Below his signature was another line, written so hastily that it looked hardly the same handwriting:

“Look at the wires!”

I slipped the note into my pocket and ran into his bedroom. The telephone was intact, but at the back of the clothes closet in which he kept it I found two wires evidently cut from the reel left over from the original installation, running up the wall and through a tiny hole in the ceiling. They were roughly joined to the two wires of our telephone.

Our line had been tapped!

I hesitated for a moment and read his note again. The appeal for help in that sentence, “Perhaps you can follow,” set me raging with anger and dismay. They had been playing with us all along, then. They knew all our plans. That was why they had come early probably. And now Moore was helpless in their hands.

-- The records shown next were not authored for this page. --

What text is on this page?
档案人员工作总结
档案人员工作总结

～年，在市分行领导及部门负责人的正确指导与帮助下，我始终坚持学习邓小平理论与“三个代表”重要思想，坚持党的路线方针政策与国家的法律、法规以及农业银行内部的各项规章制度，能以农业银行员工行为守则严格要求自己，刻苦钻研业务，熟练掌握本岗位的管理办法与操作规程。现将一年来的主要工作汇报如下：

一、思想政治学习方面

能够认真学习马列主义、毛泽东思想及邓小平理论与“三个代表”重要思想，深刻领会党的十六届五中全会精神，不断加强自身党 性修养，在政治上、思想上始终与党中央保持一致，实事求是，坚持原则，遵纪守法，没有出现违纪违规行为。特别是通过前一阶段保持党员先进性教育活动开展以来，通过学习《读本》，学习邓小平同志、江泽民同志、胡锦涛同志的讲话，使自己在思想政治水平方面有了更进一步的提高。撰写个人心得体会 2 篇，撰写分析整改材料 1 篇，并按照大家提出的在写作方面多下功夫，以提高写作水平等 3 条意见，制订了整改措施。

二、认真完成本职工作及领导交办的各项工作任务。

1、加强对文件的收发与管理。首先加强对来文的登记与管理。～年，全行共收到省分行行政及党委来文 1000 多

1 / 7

The wires that tapped our line evidently ran into the empty flat above. So, in the faint hope of learning something further, I locked Moore’s door again and mounted the stairs with rising anxiety and anger. It is no pleasant thing at any time to realize that you have been played with as a mouse is played with by a cat. I firmly believed now that this same gang had been responsible for Margaret’s disappearance. And now Moore was in their hands and—possibly—Natalie. For it was no good blinking the facts. And they had been laughing at us—playing with us—all the while.

I never stopped to think whether the door of the vacant flat might be locked. I was prepared to break it down anyway, for I was past the stage of trying to keep up appearances and work in the dark, and I never stopped to wonder whether there might be other people in the house who would have something to say about what was going on—the young doctor, for instance.

Instead, I went up to the door and tried the handle cautiously. For there might be a watcher in there still. To my amazement, the door gave under my hand and swung open, and I stepped as silently as I could into a pitch-dark room.